Hitam, pekat, dan berdarah.
Suasana kerusuhan di Stadion Kanjuruhan pada 1 Oktober 2022 (foto: kompas.com/Suci Rahayu). |
Wajah-wajah beringas menyerbu lapangan. Jiwa-jiwa yang dikuasai amarah memburu pelampiasan. Tak terima tim yang didukung mengalami kekalahan.
Polisi-polisi mencoba menahan kekacauan. Gas air mata dikeluarkan. Berharap yang beringas bisa dikendalikan.
Namun, stadion yang kurang memenuhi standar keselamatan akhirnya berubah menjadi gelanggang menakutkan. Nyawa berjatuhan dari sebuah pertandingan di liga yang tak seberapa kualitasnya.
Kanjurahan, 1 Oktober 2022. Dunia mencatat nama Indonesia ke daftar pencetak tragedi berdarah paling kelam dan memilukan sejak olahraga ini dimainkan umat manusia manusia. Jumlah korbannya terbesar kedua dalam sejarah tragis sepak bola dunia.

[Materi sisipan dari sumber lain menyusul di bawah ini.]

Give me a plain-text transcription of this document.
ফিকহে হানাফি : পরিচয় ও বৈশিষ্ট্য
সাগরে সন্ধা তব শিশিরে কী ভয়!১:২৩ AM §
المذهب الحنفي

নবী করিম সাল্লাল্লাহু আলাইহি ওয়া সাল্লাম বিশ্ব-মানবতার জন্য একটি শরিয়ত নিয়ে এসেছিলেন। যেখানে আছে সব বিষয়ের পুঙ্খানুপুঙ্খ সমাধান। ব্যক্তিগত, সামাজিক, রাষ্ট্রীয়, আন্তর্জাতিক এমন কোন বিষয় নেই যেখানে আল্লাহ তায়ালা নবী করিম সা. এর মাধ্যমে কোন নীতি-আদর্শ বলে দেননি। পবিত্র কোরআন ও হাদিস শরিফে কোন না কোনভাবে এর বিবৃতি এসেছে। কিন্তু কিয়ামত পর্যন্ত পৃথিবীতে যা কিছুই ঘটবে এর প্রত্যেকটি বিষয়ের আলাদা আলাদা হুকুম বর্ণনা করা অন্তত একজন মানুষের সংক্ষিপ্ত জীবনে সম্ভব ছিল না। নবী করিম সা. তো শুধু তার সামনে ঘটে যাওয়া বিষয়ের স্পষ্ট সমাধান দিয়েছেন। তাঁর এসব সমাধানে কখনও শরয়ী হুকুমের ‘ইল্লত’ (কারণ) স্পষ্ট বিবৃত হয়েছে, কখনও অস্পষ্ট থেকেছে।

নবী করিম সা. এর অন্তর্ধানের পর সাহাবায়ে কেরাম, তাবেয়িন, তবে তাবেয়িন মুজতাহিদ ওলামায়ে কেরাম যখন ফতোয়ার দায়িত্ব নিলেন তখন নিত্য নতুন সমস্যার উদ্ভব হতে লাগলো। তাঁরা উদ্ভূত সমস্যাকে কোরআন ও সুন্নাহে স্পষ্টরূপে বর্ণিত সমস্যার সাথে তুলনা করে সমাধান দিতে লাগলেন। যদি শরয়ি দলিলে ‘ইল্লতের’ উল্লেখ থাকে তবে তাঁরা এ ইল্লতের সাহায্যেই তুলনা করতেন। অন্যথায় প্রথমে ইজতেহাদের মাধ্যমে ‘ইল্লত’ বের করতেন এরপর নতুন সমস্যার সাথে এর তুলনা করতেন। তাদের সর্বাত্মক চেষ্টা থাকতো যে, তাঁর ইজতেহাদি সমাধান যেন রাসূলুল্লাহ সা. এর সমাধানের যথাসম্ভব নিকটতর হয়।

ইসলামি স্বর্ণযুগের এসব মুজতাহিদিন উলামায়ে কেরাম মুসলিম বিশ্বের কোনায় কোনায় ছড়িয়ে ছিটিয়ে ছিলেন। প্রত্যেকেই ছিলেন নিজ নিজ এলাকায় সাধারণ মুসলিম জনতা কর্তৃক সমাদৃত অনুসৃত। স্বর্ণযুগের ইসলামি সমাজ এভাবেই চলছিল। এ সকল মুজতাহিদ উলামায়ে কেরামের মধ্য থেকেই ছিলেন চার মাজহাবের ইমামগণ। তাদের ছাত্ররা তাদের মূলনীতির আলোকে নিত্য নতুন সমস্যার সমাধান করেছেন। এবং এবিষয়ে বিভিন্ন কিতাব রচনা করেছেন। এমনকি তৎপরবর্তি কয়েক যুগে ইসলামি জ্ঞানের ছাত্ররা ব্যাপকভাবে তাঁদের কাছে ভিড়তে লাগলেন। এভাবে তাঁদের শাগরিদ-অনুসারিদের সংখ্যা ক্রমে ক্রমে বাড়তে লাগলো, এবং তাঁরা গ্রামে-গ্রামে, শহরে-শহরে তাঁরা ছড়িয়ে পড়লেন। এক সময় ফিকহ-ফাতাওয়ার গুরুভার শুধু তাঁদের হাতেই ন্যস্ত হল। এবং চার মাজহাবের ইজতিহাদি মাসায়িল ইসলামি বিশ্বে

Sebanyak 182 orang tewas usai kerusuhan suporter pada akhir derby Arema melawan Persebaya. Di antara korban termasuk anak-anak dan aparat polisi.
Entah bagaimana menulis dan menceritakan semua ini.
Indonesia telah gagal menjadi negara sepakbola. Itu sudah pasti. Tapi yang lebih menyedihkan ialah sepakbola menjadi salah satu kegagalan terbesar kita sebagai negara.
Kemanusiaan dalam balutan keramahan yang selama ini didengungkan sebagai wajah Indonesia ternyata tak ada dalam sepakbola negeri ini. Kisah tentang sepakbola Indonesia justru dipenuhi kegelapan, ketidakwarasan dan ketidakmasukalan.
Orang-orang datang ke stadion dengan taruhan nyawa. Pergi untuk menonton pertandingan seperti pamit ke sebuah tempat paling membahayakan.
Sebesar apapun spanduk bertuliskan “Tidak Ada Sepakbola Seharga Nyawa Manusia” ternyata tak pernah mengubah sepakbola Indonesia. Selantang apapun seruan damai didengungkan dari sudut-sudut tribun, suaranya tak pernah benar-benar sampai. Dan sekeras apapun usaha untuk menyelamatkan sepakbola Indonesia, sejauh ini tak banyak keindahan yang diciptakan.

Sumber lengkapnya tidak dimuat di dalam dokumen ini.